あっちの世界とこっちの世界4

「じゃ、綴、頼んだよ」


 綴の後ろから現れたユキオが片手を軽く振って、凪達の目の前から去って行った。ドアが静かに閉まり、静寂が部屋の中に広がる。稀月と凪は顔を見合わせて、様子を伺っていたが……――。


「なっんだよあのゲス野郎っ! ふっざけんな! 誰がてめえの言いなりになんかなるか! この野郎! くたばれ! くたばっちまえ!」


 綴は力任せにドアを蹴り始めた。


「ちょ、ちょっと綴! 落ち着いて。どうしたのさ」


 稀月はベッドから飛び降りて暴れる綴の両脇を抱えた。綴はしばらく荒く呼吸をして、やがて落ち着いた。深く深呼吸をする。

 そんな綴の表情を読み取り、稀月は眉をハの字に曲げた。


「あいつの目的は、メンテだった?」

「うん。でも言ってやったよ。その必要はないって」

「じゃあなんで、そんなに怒ってるの?」


「あのクソ野郎、私たちに綿と弦月を探せって。それが終わったら前と同じ。間違えてあっちの世界と繋がってしまった奴らの始末。ねえ、私もうあいつらの言いなりになるの嫌なんだけど」


「綿と弦月って……?」 と凪は聞く。


「僕らと一緒にいた他の子の名前。彼らも僕らが研究所を潰した時に一緒に逃げたんだ。今はどこにいるかわかんないけど、綴みたいに特別じゃない限りメンテもできないし、そろそろ危ない時期だとは思ってた」


 凪の問いに、稀月がサラッと答えると、綴は眉間を寄せた。


「――何、あんた、凪にしゃべったわけ? 何考えてんの」

「しょうがないだろ。お前が、ユキオとどっか行くから」

「あたしだって、望んでない!」

「落ち着いてよ、綴」

「あたしは落ち着いてるよ! ずっと、ずっと落ち着いてる……。落ち着いて、色々考えてる……の…――」


 綴は最後まで言葉を放つことなく、その場に崩れ落ちた。「うわっと」と凪は倒れる寸前の綴の体を抱え、ほっと息をつく。綴は静かに寝息を立てていた。


「疲れたんだね、きっと。僕が目を覚ました時起きてたし、凪が目を覚ますまでずっと起きていたから」

「……ありがとな」





 綴は目を覚まさなかったが、俺たちは無事解放された。外へ出てみると思ったよりも街の近くにいたことに気がつき、家へ帰るのに、そう時間はかからなかった。稀月の背中へ気持ちよさそうに眠っている綴の顔を見て、俺は少しだけ安心した。

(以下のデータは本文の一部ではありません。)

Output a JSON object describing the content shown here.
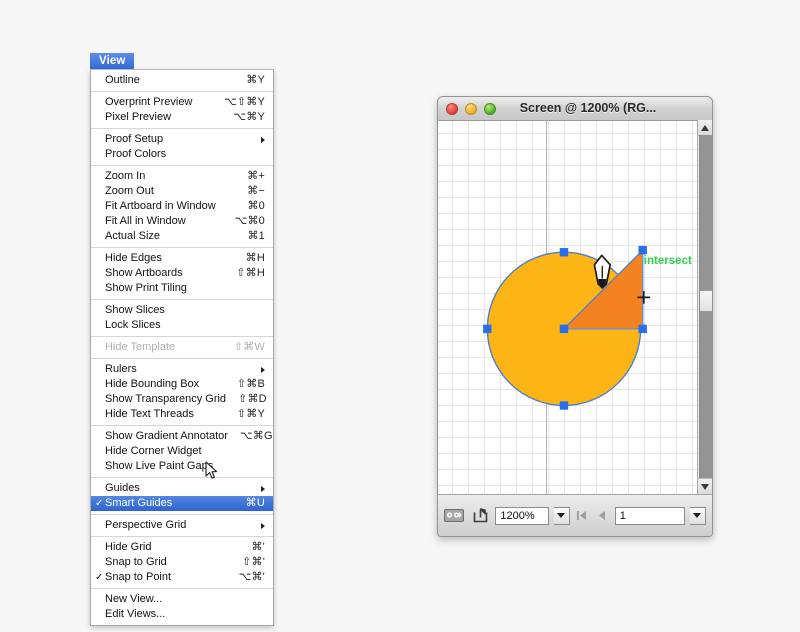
{
  "menu": {
    "title": "View",
    "groups": [
      [
        {
          "label": "Outline",
          "shortcut": "⌘Y"
        }
      ],
      [
        {
          "label": "Overprint Preview",
          "shortcut": "⌥⇧⌘Y"
        },
        {
          "label": "Pixel Preview",
          "shortcut": "⌥⌘Y"
        }
      ],
      [
        {
          "label": "Proof Setup",
          "shortcut": "",
          "submenu": true
        },
        {
          "label": "Proof Colors",
          "shortcut": ""
        }
      ],
      [
        {
          "label": "Zoom In",
          "shortcut": "⌘+"
        },
        {
          "label": "Zoom Out",
          "shortcut": "⌘−"
        },
        {
          "label": "Fit Artboard in Window",
          "shortcut": "⌘0"
        },
        {
          "label": "Fit All in Window",
          "shortcut": "⌥⌘0"
        },
        {
          "label": "Actual Size",
          "shortcut": "⌘1"
        }
      ],
      [
        {
          "label": "Hide Edges",
          "shortcut": "⌘H"
        },
        {
          "label": "Show Artboards",
          "shortcut": "⇧⌘H"
        },
        {
          "label": "Show Print Tiling",
          "shortcut": ""
        }
      ],
      [
        {
          "label": "Show Slices",
          "shortcut": ""
        },
        {
          "label": "Lock Slices",
          "shortcut": ""
        }
      ],
      [
        {
          "label": "Hide Template",
          "shortcut": "⇧⌘W",
          "disabled": true
        }
      ],
      [
        {
          "label": "Rulers",
          "shortcut": "",
          "submenu": true
        },
        {
          "label": "Hide Bounding Box",
          "shortcut": "⇧⌘B"
        },
        {
          "label": "Show Transparency Grid",
          "shortcut": "⇧⌘D"
        },
        {
          "label": "Hide Text Threads",
          "shortcut": "⇧⌘Y"
        }
      ],
      [
        {
          "label": "Show Gradient Annotator",
          "shortcut": "⌥⌘G"
        },
        {
          "label": "Hide Corner Widget",
          "shortcut": ""
        },
        {
          "label": "Show Live Paint Gaps",
          "shortcut": ""
        }
      ],
      [
        {
          "label": "Guides",
          "shortcut": "",
          "submenu": true
        },
        {
          "label": "Smart Guides",
          "shortcut": "⌘U",
          "checked": true,
          "selected": true
        }
      ],
      [
        {
          "label": "Perspective Grid",
          "shortcut": "",
          "submenu": true
        }
      ],
      [
        {
          "label": "Hide Grid",
          "shortcut": "⌘'"
        },
        {
          "label": "Snap to Grid",
          "shortcut": "⇧⌘'"
        },
        {
          "label": "Snap to Point",
          "shortcut": "⌥⌘'",
          "checked": true
        }
      ],
      [
        {
          "label": "New View...",
          "shortcut": ""
        },
        {
          "label": "Edit Views...",
          "shortcut": ""
        }
      ]
    ]
  },
  "document_window": {
    "title": "Screen @ 1200% (RG...",
    "traffic_lights": {
      "close": "close-button",
      "minimize": "minimize-button",
      "zoom": "zoom-button"
    },
    "canvas": {
      "smart_guide_label": "intersect",
      "smart_guide_color": "#2fd34a",
      "circle_fill": "#fdb515",
      "wedge_fill": "#f58220",
      "path_stroke": "#4a7fd4",
      "anchor_color": "#2a6ef0"
    },
    "status_bar": {
      "artboard_tool_icon": "artboard-options-icon",
      "share_icon": "share-export-icon",
      "zoom_value": "1200%",
      "zoom_dropdown_icon": "chevron-down-icon",
      "first_page_icon": "first-artboard-icon",
      "prev_page_icon": "previous-artboard-icon",
      "page_value": "1",
      "page_dropdown_icon": "chevron-down-icon"
    },
    "scrollbar": {
      "up_icon": "scroll-up-arrow",
      "down_icon": "scroll-down-arrow",
      "thumb": "scroll-thumb"
    }
  }
}
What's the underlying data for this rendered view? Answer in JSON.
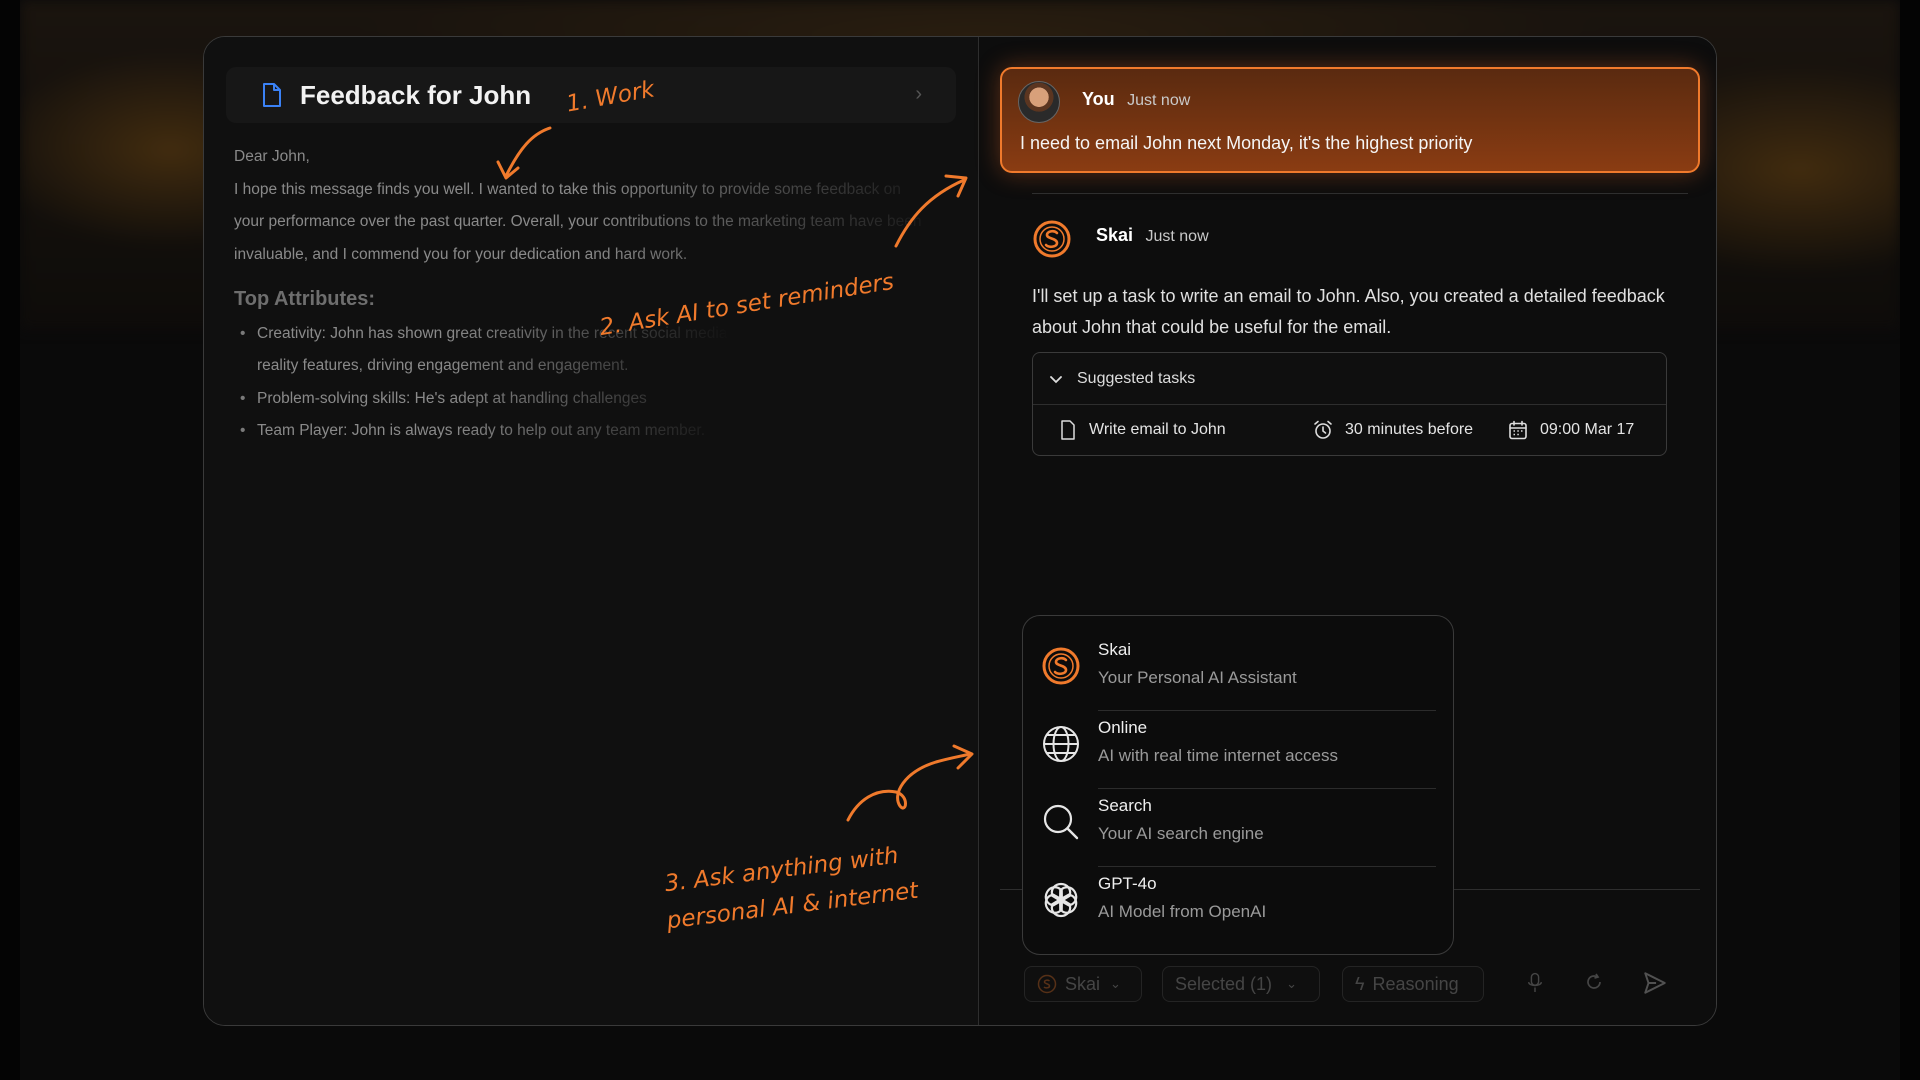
{
  "document": {
    "title": "Feedback for John",
    "greeting": "Dear John,",
    "paragraph": "I hope this message finds you well. I wanted to take this opportunity to provide some feedback on your performance over the past quarter. Overall, your contributions to the marketing team have been invaluable, and I commend you for your dedication and hard work.",
    "section_title": "Top Attributes:",
    "bullets": [
      "Creativity: John has shown great creativity in the recent social media campaign using augmented reality features, driving engagement and engagement.",
      "Problem-solving skills: He's adept at handling challenges",
      "Team Player: John is always ready to help out any team member."
    ]
  },
  "chat": {
    "user_message": {
      "name": "You",
      "time": "Just now",
      "text": "I need to email John next Monday, it's the highest priority"
    },
    "ai_message": {
      "name": "Skai",
      "time": "Just now",
      "text": "I'll set up a task to write an email to John. Also, you created a detailed feedback about John that could be useful for the email."
    },
    "suggested_tasks": {
      "header": "Suggested tasks",
      "task": {
        "name": "Write email to John",
        "reminder": "30 minutes before",
        "due": "09:00 Mar 17"
      }
    }
  },
  "model_menu": {
    "items": [
      {
        "title": "Skai",
        "subtitle": "Your Personal AI Assistant",
        "icon": "skai-logo-icon"
      },
      {
        "title": "Online",
        "subtitle": "AI with real time internet access",
        "icon": "globe-icon"
      },
      {
        "title": "Search",
        "subtitle": "Your AI search engine",
        "icon": "search-icon"
      },
      {
        "title": "GPT-4o",
        "subtitle": "AI Model from OpenAI",
        "icon": "openai-icon"
      }
    ]
  },
  "toolbar": {
    "model_label": "Skai",
    "selected_label": "Selected (1)",
    "reasoning_label": "Reasoning"
  },
  "annotations": {
    "a1": "1. Work",
    "a2": "2. Ask AI to set reminders",
    "a3_line1": "3. Ask anything with",
    "a3_line2": "personal AI & internet"
  },
  "colors": {
    "accent": "#f07a2c",
    "background": "#0c0c0c",
    "doc_icon": "#3b82f6"
  }
}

俺の知らないところで、こいつらの事情があったのを知って、不安だったのだ。綴の口調からして、きっといろんなことを一人で背負い込んできたのだろうと察せる。普段はちょっとやんちゃで、友達は少ないが、他人から人気のある綴が、根は真面目なのを知っている。


「なあ、稀月」


 家へ向かう途中の分かれ道で、凪は足を止めた。日はすでに傾き、夕方から夜に変わろうとしている。

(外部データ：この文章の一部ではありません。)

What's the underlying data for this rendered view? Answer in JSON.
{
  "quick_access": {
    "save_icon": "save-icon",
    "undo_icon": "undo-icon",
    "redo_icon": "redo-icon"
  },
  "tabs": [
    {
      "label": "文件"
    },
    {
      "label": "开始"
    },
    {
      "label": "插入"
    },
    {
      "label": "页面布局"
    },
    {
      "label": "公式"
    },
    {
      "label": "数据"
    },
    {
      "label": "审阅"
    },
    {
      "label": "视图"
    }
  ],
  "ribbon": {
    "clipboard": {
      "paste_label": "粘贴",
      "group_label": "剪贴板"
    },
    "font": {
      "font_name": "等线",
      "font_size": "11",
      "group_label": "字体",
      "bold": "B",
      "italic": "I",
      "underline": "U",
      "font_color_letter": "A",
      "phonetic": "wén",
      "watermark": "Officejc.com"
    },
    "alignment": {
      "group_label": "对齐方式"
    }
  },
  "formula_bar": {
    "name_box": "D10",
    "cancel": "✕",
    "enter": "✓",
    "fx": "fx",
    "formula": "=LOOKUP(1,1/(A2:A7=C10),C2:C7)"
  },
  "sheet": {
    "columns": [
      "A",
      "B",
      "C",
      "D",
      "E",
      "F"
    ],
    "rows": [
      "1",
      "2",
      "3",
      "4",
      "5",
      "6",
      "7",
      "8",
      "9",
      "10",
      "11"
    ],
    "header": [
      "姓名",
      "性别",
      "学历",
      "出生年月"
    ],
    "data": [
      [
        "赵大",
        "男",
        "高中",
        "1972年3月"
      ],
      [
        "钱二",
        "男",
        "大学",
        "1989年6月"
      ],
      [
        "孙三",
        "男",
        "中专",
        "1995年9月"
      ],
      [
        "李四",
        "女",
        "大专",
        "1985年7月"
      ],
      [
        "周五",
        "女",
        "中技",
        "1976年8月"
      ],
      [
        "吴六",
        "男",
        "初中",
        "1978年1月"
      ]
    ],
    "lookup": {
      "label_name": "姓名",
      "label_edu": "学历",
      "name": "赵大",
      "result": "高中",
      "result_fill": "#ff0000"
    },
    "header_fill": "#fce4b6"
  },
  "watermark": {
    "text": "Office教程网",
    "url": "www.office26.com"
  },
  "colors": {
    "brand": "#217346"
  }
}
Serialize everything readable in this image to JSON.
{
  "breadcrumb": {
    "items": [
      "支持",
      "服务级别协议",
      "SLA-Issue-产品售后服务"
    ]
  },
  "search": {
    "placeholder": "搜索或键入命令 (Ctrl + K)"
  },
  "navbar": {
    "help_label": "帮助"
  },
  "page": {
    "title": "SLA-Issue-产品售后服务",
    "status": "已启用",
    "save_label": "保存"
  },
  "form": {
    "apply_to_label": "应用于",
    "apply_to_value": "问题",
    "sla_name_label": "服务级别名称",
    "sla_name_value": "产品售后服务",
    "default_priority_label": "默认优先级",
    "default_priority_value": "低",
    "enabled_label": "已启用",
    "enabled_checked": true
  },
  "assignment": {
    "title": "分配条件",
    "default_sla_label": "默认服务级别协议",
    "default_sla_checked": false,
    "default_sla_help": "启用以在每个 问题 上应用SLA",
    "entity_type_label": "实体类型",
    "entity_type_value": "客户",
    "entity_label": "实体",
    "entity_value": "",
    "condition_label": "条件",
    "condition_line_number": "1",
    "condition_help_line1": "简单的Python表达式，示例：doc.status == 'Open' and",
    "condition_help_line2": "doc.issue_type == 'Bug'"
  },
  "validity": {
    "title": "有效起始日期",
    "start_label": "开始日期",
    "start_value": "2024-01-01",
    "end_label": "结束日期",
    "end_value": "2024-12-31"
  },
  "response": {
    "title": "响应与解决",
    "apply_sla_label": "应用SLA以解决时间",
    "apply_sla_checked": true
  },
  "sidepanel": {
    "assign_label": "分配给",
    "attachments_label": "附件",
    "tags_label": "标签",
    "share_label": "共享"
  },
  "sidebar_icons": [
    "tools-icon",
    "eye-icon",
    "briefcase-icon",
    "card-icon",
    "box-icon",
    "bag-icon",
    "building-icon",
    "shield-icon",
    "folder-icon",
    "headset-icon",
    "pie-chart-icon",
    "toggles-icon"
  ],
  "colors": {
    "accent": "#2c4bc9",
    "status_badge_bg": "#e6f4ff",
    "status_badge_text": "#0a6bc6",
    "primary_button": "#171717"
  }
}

「俺、お前達のそばにいるから。絶対に離れないから。だから……勝手にどっか行くなよ。全部、背負い込むなよ」


 綴が部屋で言っていた“探す”って言葉と“始末”って言葉の真意はわからないが、俺から二人のそばを離れるようなことは絶対にしたくなかった。


「ありがとう、凪。綴にも言い聞かせておくよ」


「頼むぜ」


 稀月は軽く微笑むと、背を向けて、歩いて行った。その背中では未だ綴が眠っている。凪は二人の姿が見えなくなるまで見送り、自分も家へ帰って行った。